The campaign has extended outside of internet petitions and media hypothesizing and into the e-mail, letter, and voice mail inboxes of actual electors. Sharon Geise of Arizona estimates that she has received 8,000 emails, all saying basically the same thing.

"It's the same thing, pretty much. Basically: Vote for Hillary Clinton. It's bizarre. I don't dare answer my phone."
Pennsylvania, another state that went red this election season, possesses 20 electoral votes and has no law requiring electors to vote for the candidate that won the state. Pennsylvania was the largest state at the center of the recount controversy, where Trump won by less than two percent of the vote. Trump's win in the Keystone State was considered a key upset--he is the first Republican candidate to flip the state in almost three decades.

Therefore, Pennsylvania electors could not escape the brunt of this election controversy. Elector Ash Kare reports receiving 3,000 to 5,000 requests and demands per day that he become a "faithless elector" and has been assigned a plainsclothes police officer for protection.

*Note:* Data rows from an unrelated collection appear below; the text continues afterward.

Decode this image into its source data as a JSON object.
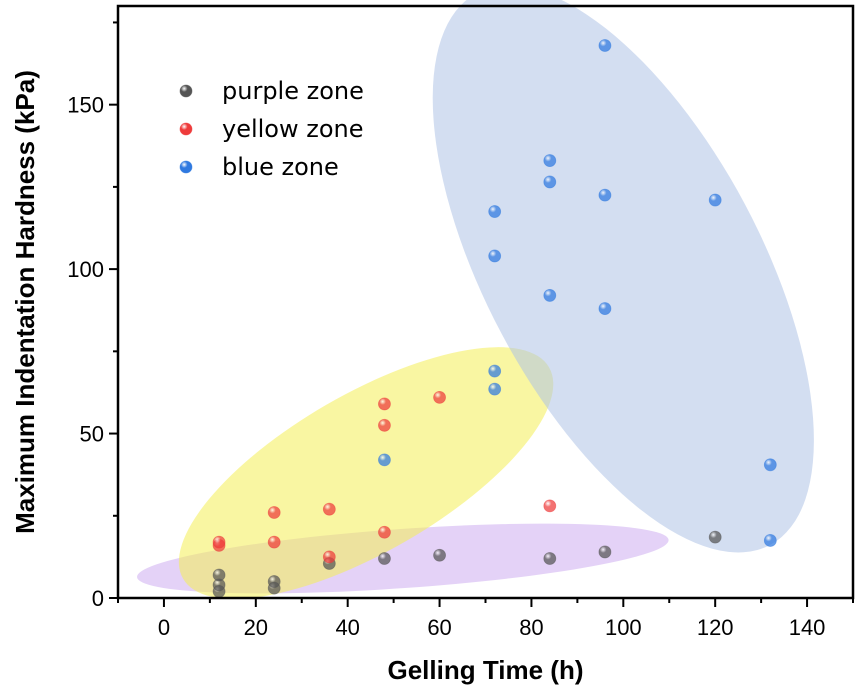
{
  "chart_data": {
    "type": "scatter",
    "xlabel": "Gelling Time (h)",
    "ylabel": "Maximum Indentation Hardness (kPa)",
    "xlim": [
      -10,
      150
    ],
    "ylim": [
      0,
      180
    ],
    "xticks": [
      0,
      20,
      40,
      60,
      80,
      100,
      120,
      140
    ],
    "yticks": [
      0,
      50,
      100,
      150
    ],
    "grid": false,
    "legend_position": "top-left",
    "series": [
      {
        "name": "purple zone",
        "color": "#555555",
        "points": [
          {
            "x": 12,
            "y": 2
          },
          {
            "x": 12,
            "y": 4
          },
          {
            "x": 12,
            "y": 7
          },
          {
            "x": 24,
            "y": 3
          },
          {
            "x": 24,
            "y": 5
          },
          {
            "x": 36,
            "y": 10.5
          },
          {
            "x": 48,
            "y": 12
          },
          {
            "x": 60,
            "y": 13
          },
          {
            "x": 84,
            "y": 12
          },
          {
            "x": 96,
            "y": 14
          },
          {
            "x": 120,
            "y": 18.5
          }
        ]
      },
      {
        "name": "yellow zone",
        "color": "#ee3b3b",
        "points": [
          {
            "x": 12,
            "y": 16
          },
          {
            "x": 12,
            "y": 17
          },
          {
            "x": 24,
            "y": 17
          },
          {
            "x": 24,
            "y": 26
          },
          {
            "x": 36,
            "y": 12.5
          },
          {
            "x": 36,
            "y": 27
          },
          {
            "x": 48,
            "y": 20
          },
          {
            "x": 48,
            "y": 52.5
          },
          {
            "x": 48,
            "y": 59
          },
          {
            "x": 60,
            "y": 61
          },
          {
            "x": 84,
            "y": 28
          }
        ]
      },
      {
        "name": "blue zone",
        "color": "#2f79e0",
        "points": [
          {
            "x": 48,
            "y": 42
          },
          {
            "x": 72,
            "y": 63.5
          },
          {
            "x": 72,
            "y": 69
          },
          {
            "x": 72,
            "y": 104
          },
          {
            "x": 72,
            "y": 117.5
          },
          {
            "x": 84,
            "y": 92
          },
          {
            "x": 84,
            "y": 126.5
          },
          {
            "x": 84,
            "y": 133
          },
          {
            "x": 96,
            "y": 88
          },
          {
            "x": 96,
            "y": 122.5
          },
          {
            "x": 96,
            "y": 168
          },
          {
            "x": 120,
            "y": 121
          },
          {
            "x": 132,
            "y": 40.5
          },
          {
            "x": 132,
            "y": 17.5
          }
        ]
      }
    ],
    "zones": [
      {
        "name": "purple zone",
        "color": "#c9a6f0",
        "opacity": 0.5,
        "center": [
          52,
          12
        ],
        "rx_data": 58,
        "ry_data": 9,
        "angle_deg": -4
      },
      {
        "name": "yellow zone",
        "color": "#f4ee55",
        "opacity": 0.55,
        "center": [
          44,
          38
        ],
        "rx_data": 46,
        "ry_data": 24,
        "angle_deg": -30
      },
      {
        "name": "blue zone",
        "color": "#aec2e6",
        "opacity": 0.55,
        "center": [
          100,
          100
        ],
        "rx_data": 30,
        "ry_data": 95,
        "angle_deg": -28
      }
    ]
  }
}
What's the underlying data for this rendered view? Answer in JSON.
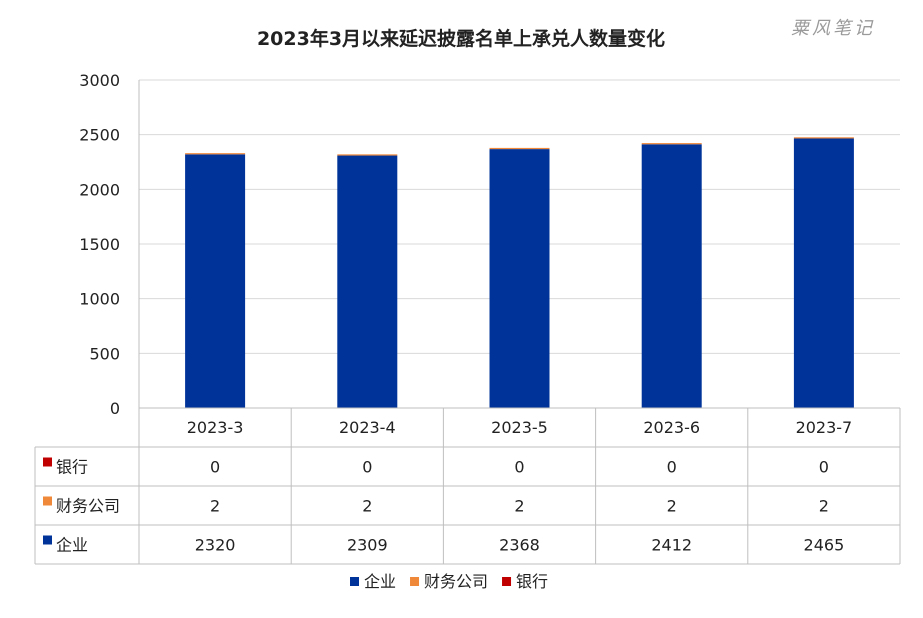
{
  "watermark": "粟风笔记",
  "chart_data": {
    "type": "bar",
    "stacked": true,
    "title": "2023年3月以来延迟披露名单上承兑人数量变化",
    "categories": [
      "2023-3",
      "2023-4",
      "2023-5",
      "2023-6",
      "2023-7"
    ],
    "ylim": [
      0,
      3000
    ],
    "yticks": [
      0,
      500,
      1000,
      1500,
      2000,
      2500,
      3000
    ],
    "grid": true,
    "legend_position": "bottom",
    "data_table": true,
    "series": [
      {
        "name": "企业",
        "color": "#003399",
        "values": [
          2320,
          2309,
          2368,
          2412,
          2465
        ]
      },
      {
        "name": "财务公司",
        "color": "#f0883a",
        "values": [
          2,
          2,
          2,
          2,
          2
        ]
      },
      {
        "name": "银行",
        "color": "#c00000",
        "values": [
          0,
          0,
          0,
          0,
          0
        ]
      }
    ],
    "table_rows_order": [
      "银行",
      "财务公司",
      "企业"
    ]
  }
}
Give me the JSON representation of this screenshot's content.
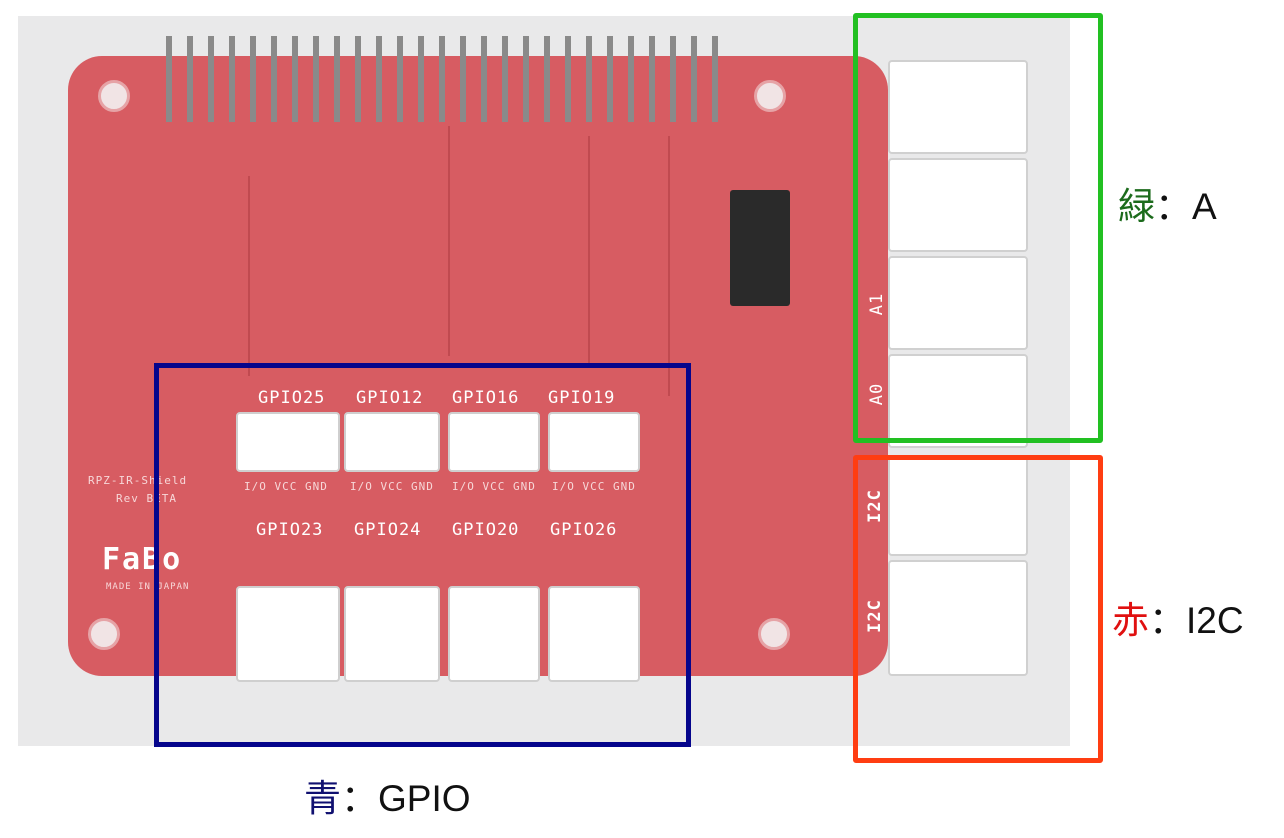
{
  "board": {
    "gpio_top": [
      "GPIO25",
      "GPIO12",
      "GPIO16",
      "GPIO19"
    ],
    "gpio_bottom": [
      "GPIO23",
      "GPIO24",
      "GPIO20",
      "GPIO26"
    ],
    "pin_labels": "I/O VCC GND",
    "analog_labels": [
      "A1",
      "A0"
    ],
    "i2c_labels": [
      "I2C",
      "I2C"
    ],
    "shield_name": "RPZ-IR-Shield",
    "revision": "Rev BETA",
    "brand": "FaBo",
    "made_in": "MADE IN JAPAN"
  },
  "annotations": {
    "green": {
      "kanji": "緑",
      "sep": "：",
      "text": "A",
      "color": "#1c6b1c",
      "box_color": "#22c022"
    },
    "red": {
      "kanji": "赤",
      "sep": "：",
      "text": "I2C",
      "color": "#e01010",
      "box_color": "#ff3d12"
    },
    "blue": {
      "kanji": "青",
      "sep": "：",
      "text": "GPIO",
      "color": "#101070",
      "box_color": "#05058c"
    }
  }
}
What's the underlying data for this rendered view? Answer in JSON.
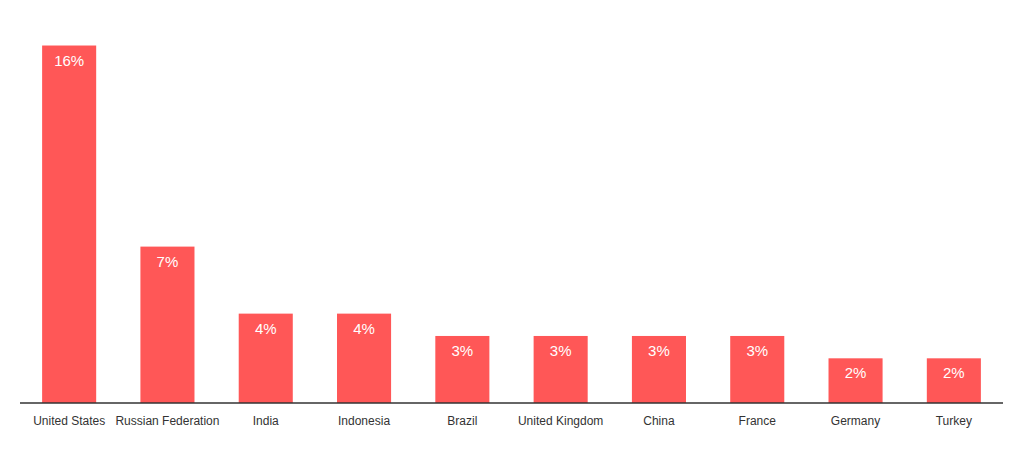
{
  "chart_data": {
    "type": "bar",
    "categories": [
      "United States",
      "Russian Federation",
      "India",
      "Indonesia",
      "Brazil",
      "United Kingdom",
      "China",
      "France",
      "Germany",
      "Turkey"
    ],
    "values": [
      16,
      7,
      4,
      4,
      3,
      3,
      3,
      3,
      2,
      2
    ],
    "value_labels": [
      "16%",
      "7%",
      "4%",
      "4%",
      "3%",
      "3%",
      "3%",
      "3%",
      "2%",
      "2%"
    ],
    "color": "#FF5757",
    "ylim": [
      0,
      17.5
    ],
    "data_labels": true,
    "tick_labels": "x"
  }
}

Michael Banerian, 22, of Michigan has received death threats. The Detroit News verified a message where the sender promised to "put a bullet" in the young man's mouth.

Banerian, a political science major and youth vice chair of the Michigan Republican Party, gave an interview via telephone to a reporter from The Detroit News. As Banerian walked to a demonstration on the Oakland University campus with a group of fellow Trump supporters, he told the reporter that he was not afraid of the death threats.

At that moment, an anti-Trump protester attacked the group.

Chris Suprun is still the only elector who has publicly stated that he would not vote for Trump. Harvard law professor Larry Lessig claims 20 Republican electors could flip, but that seems unlikely since electors are chosen specifically for their loyalty to their party.

It's also not enough to affect Trump's lead in the electoral college. With 306 votes, he has 36 more votes than the minimum 270 needed to be elected president. Runner-up Hillary Clinton is expected to receive 232 electoral votes, leaving her 38 votes away from the presidency.

Even if Monday's electoral result comes out dramatically different than what was set on November 9, our Republican controlled Congress is the final arbiter of the vote.

Some electors say the pressure to change their vote has only strengthened their resolve.

South Carolina's Matt Moore told the Associated Press, "If you don't like the Electoral College, that's your right–but America is not some banana republic that ignores election results. We're better than that."

Florida elector Christian Ziegler wrote, "Liberals have failed in their attempt to have me ignore the will of the voters of Florida."

Banerian called the Detroit News reporter back after the incident on campus was resolved.

"The people of Michigan spoke," he said, "and it's our job to deliver that message."